O prefeito reclamou ainda que sucessivas obras de sua gestão estão recebendo liminares da Justiça para interrupção, a exemplo do Aquático SP, o transporte hidroviário da represa Billings, que foi investigado por suposto dano ambiental à represa. “Respeito o Judiciário, mas evidentemente deixo aqui o meu descontentamento. Tem sido constante essas interferências em um momento em que a gente está discutindo”, reclamou.

O que exatamente é a obra na Rua Sena Madureira, Vila Mariana?

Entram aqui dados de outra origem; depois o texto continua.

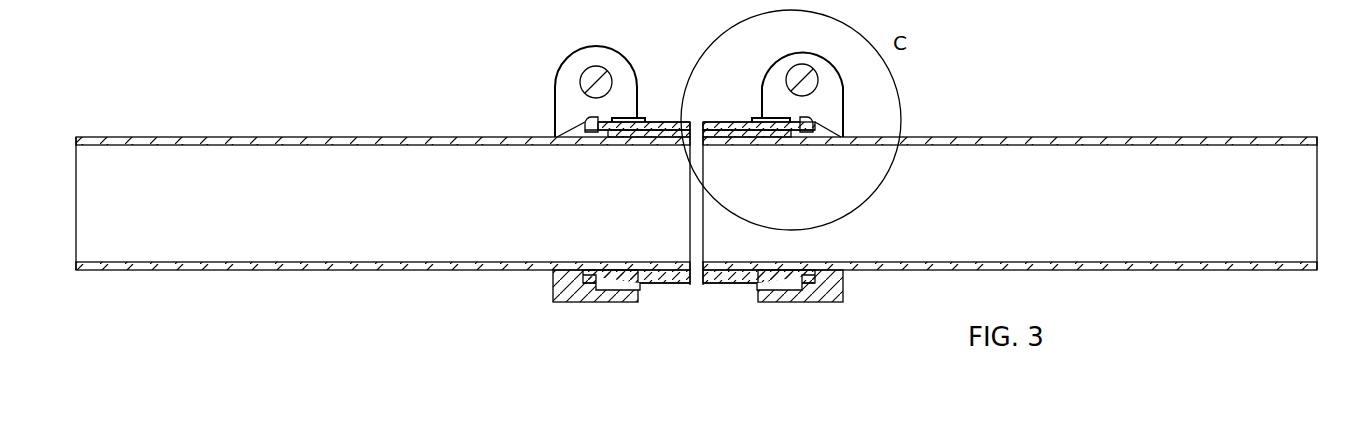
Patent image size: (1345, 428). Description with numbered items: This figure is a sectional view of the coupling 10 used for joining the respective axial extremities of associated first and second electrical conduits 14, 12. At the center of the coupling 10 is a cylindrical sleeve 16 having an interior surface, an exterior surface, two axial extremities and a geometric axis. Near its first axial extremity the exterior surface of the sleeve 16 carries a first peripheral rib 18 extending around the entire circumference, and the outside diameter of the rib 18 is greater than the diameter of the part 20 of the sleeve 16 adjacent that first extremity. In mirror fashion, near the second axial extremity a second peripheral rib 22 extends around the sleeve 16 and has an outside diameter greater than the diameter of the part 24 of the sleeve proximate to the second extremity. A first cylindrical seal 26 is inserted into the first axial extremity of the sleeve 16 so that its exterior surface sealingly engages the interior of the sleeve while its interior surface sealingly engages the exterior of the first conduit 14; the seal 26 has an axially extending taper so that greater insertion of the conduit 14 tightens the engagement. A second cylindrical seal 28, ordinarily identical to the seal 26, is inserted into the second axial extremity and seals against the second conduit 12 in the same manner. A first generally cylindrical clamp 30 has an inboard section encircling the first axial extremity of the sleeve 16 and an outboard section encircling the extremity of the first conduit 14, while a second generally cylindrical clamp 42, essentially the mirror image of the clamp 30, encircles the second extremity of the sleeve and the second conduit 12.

Segundo a Prefeitura, o projeto prevê a construção de dois túneis com duas faixas cada, em sentidos contrários no cruzamento da Rua Sena Madureira com a Rua Domingos de Morais. A gestão diz que a obra “beneficiará mais de 800 mil pessoas” que circulam na região da Vila Mariana diariamente para acessar a Avenida Ricardo Jafet, que faz ponte com a Rodovia dos Imigrantes e a região do Ipiranga.

“A intervenção prevê melhor fluidez do trânsito, comportando ônibus e veículos utilitários e garantindo a interligação entre a Vila Mariana, Ipiranga, Itaim Bibi e Morumbi”, afirma a Prefeitura. Dados sobre o nível de congestionamento na região atualmente não foram divulgados.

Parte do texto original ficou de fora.